Lawyer claims that ministers’ motor law flaws are “unconstitutional”
Successive ministers at the Department for Transport (DfT) may have acted in breach of the law on motor insurance for decades, according to a senior solicitor who is considering bringing a formal complaint to the European Commission.
In “Good law?”, published exclusively on the NLJ website this week, Nicholas Bevan argues that the DfT’s arrangements for victims of uninsured and untraced drivers over the last 70 years conflict with several basic tenets of the rule of law.

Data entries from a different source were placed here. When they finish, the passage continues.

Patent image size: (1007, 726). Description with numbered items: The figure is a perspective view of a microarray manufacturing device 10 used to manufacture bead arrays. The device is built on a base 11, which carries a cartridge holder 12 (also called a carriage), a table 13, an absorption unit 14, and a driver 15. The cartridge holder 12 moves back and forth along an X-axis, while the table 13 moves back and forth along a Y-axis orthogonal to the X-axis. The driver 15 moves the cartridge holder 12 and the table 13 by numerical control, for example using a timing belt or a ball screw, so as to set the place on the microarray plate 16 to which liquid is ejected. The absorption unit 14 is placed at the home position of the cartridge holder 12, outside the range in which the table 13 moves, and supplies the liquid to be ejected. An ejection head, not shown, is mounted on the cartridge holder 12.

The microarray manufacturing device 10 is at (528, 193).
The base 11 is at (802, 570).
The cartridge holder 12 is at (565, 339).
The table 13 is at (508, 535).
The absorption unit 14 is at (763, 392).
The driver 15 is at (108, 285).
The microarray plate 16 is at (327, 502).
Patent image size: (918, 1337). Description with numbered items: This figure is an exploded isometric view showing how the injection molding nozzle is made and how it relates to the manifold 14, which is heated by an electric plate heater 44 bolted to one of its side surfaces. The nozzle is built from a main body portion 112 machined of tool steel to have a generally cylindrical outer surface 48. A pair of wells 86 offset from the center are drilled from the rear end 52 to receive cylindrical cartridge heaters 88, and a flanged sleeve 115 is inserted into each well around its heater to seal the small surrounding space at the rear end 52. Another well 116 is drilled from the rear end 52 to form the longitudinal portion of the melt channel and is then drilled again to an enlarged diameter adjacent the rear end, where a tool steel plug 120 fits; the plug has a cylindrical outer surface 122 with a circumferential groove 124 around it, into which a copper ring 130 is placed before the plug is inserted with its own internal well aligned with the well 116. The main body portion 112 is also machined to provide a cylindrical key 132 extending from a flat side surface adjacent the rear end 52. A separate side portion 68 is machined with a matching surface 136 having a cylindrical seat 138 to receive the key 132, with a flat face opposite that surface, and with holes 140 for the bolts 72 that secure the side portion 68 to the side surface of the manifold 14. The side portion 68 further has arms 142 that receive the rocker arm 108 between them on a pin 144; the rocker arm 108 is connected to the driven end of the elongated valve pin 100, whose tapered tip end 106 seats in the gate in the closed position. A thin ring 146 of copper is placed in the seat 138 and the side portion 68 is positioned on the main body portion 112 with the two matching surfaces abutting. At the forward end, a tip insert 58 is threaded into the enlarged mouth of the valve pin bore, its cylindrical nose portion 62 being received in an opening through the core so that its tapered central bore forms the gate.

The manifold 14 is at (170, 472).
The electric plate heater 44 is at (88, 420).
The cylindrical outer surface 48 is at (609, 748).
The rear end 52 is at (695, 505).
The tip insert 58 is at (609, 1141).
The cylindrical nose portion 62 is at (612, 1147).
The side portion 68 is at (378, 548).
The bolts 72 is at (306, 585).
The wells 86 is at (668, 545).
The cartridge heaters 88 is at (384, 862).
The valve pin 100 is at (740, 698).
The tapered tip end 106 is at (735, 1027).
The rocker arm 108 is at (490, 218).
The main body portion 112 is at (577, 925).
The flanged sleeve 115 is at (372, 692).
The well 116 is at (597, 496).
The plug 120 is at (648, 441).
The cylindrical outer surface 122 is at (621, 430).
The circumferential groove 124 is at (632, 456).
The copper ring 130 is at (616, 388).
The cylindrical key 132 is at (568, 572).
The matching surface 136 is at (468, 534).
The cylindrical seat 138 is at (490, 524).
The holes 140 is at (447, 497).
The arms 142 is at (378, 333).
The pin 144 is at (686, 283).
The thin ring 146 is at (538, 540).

Bevan says the Motor Insurers Bureau (MIB) Agreements, under which victims are compensated, also infringe European Community laws, and should be revoked. The DfT is due to revise its compensation scheme for victims later this month. Bevan, a personal injury solicitor with more than 25 years’ experience, campaigns for reform of motor insurance law to adhere to the minimum standards of protection required by the European Motor Insurance Directive. Bevan argues that, as a result of various flaws and loopholes in the law in this area, the government has been in breach of the European Motor Insurance Directives since 1973 and questions the legal standing of the MIB Agreements: “If the House of Lords, in White v White [2001] UKHL 9, was correct in classing them as no more than private law agreements between a minister and a contractor, then it is difficult to discern the constitutional principle under which they confer judiciable rights on private citizens.
“We have a right to a properly integrated compensatory guarantee scheme: one that is clear and accurate in the rights it confers and free of loopholes and partiality.
At the very least, it must conform to Community law minimum standards. Our national law provision should protect the vulnerable by guaranteeing that victims will receive the full amount of damages they are entitled to.”